Dès lors, les visions utopiques de la Renaissance devaient être confirmées par les explorations utopiques des découvreurs de l’Amérique. « Brave nouveau monde, qui est habité par de tels gens ! », s’écrie Shakespeare dans La Tempête, et en France, Montaigne partage ce sentiment. Les peuples du Nouveau Monde, écrit-il, «vivent sous la douce liberté des lois premières et non corrompues de la nature». De son côté, le premier chroniqueur de l’expédition de Colomb, Pierre Martyr d’Anghera, devait se faire l’écho de ces sentiments en disant qu’ils « vont nus… et vivent dans un âge d’or simple et innocent, sans lois, ni querelles, ni argent, contents de satisfaire la nature », tandis que le premier  chroniqueur du Brésil, Pedro Vaz de Caminha, écrivait en 1500 au roi du Portugal : « Sire, l’innocence  d’Adam lui-même ne fut pas plus grande que celle de ces peuples. »

Mais le dimanche précédent Noël 1511, le moine dominicain Antonio de Montesinos, déjà, était monté en chaire dans une église de l’île Espagnole, d’où il avait fustigé ses ouailles espagnoles : « Dites-moi, de quel droit, au nom de quelle justice tenez-vous ces Indiens dans une si cruelle et si horrible servitude ?… Ne sont-ils pas des hommes ? N’ont-ils pas une âme rationnelle ? »

Bien sûr, de nombreux colonisateurs, et leurs défenseurs anti-utopiques en Europe, devaient nier que les aborigènes des Amériques eussent une âme, ou même  qu’ils fussent simplement des êtres humains. Le principal d’entre eux fut l’humaniste espagnol traducteur d’Aristote, Juan Ginés de Sepúlveda, lequel, en 1547 ( c’est-à-dire après que les peuples du Mexique et du Pérou eurent été conquis par les Européens) nia tout simplement que les Indiens eussent une humanité réelle, et accorda tous les droits du monde aux Espagnols de les conquérir.
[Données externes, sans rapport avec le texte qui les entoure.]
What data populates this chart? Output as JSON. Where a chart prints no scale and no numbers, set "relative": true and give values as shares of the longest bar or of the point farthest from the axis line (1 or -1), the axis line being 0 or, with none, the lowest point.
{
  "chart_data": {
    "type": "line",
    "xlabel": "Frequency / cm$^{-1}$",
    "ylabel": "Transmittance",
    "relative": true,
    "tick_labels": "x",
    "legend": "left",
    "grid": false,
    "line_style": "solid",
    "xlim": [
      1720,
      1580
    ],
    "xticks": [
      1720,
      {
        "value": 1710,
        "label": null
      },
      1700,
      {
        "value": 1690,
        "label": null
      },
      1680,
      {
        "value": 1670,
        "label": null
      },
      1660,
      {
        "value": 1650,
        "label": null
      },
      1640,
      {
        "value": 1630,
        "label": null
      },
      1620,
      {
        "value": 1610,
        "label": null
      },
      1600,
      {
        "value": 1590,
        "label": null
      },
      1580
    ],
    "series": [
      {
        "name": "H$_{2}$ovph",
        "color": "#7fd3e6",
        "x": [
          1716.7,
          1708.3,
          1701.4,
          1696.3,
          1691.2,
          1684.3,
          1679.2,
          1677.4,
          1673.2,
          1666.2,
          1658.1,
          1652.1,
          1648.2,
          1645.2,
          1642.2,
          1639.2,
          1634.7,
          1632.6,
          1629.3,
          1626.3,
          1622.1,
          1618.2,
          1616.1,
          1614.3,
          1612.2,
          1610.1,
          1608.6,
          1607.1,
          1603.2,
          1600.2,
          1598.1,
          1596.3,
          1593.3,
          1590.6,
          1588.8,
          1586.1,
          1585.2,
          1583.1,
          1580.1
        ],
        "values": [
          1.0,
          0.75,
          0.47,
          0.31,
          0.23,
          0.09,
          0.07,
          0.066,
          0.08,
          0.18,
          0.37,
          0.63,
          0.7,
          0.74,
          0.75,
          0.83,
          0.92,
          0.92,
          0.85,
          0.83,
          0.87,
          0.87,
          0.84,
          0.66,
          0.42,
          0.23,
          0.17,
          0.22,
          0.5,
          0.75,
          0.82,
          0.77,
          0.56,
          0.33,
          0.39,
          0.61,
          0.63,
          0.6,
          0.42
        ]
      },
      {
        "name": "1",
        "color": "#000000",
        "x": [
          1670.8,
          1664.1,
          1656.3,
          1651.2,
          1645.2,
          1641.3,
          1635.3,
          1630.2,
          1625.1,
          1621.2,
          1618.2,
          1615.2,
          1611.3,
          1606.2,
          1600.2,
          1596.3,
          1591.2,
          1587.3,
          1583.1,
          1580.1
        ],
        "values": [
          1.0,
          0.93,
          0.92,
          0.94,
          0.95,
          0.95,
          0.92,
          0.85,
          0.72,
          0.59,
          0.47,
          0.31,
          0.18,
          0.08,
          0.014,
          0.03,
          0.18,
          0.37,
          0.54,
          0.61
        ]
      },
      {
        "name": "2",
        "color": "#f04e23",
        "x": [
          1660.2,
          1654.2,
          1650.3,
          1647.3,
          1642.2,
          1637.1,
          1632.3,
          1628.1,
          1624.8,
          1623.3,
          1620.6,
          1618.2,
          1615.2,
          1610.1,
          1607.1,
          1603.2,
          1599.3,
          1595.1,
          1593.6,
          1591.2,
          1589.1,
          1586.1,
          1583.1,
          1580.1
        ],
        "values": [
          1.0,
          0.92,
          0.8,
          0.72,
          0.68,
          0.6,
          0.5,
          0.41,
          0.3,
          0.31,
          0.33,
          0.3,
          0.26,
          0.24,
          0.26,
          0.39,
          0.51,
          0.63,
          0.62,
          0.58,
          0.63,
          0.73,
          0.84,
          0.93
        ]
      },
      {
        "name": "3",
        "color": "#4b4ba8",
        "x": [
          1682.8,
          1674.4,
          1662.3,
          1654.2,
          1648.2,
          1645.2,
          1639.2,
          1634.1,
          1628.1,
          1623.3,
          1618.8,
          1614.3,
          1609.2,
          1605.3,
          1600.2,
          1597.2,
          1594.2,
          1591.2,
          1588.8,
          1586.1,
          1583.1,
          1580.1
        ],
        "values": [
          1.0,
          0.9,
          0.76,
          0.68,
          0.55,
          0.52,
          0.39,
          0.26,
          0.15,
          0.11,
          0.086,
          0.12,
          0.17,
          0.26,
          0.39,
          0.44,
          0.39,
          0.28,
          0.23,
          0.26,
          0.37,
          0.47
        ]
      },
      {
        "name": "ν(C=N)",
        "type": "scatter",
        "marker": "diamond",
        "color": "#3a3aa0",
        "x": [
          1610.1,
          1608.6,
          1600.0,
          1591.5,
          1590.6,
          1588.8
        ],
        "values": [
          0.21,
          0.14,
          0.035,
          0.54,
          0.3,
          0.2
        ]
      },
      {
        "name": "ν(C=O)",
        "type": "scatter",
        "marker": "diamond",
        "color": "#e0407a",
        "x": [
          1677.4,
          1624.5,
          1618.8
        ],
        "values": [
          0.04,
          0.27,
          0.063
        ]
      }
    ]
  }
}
De telle sorte que les habitants du Nouveau Monde furent vus, alternativement, comme véritablement innocents, et comme des cannibales barbares et traîtres, qui vivaient nus et dans le péché. Tout au long de l’histoire de l’Amérique espagnole, le rêve du paradis et du noble sauvage allait coexister avec l’histoire de la colonisation du travail forcé. Mais l’illusion de la Renaissance persista en dépit de tout ceux qui la niaient, et devint une constante du désir et de la pensée hispano-américains. Nous avons été fondés par l’utopie ; l’utopie est notre destin.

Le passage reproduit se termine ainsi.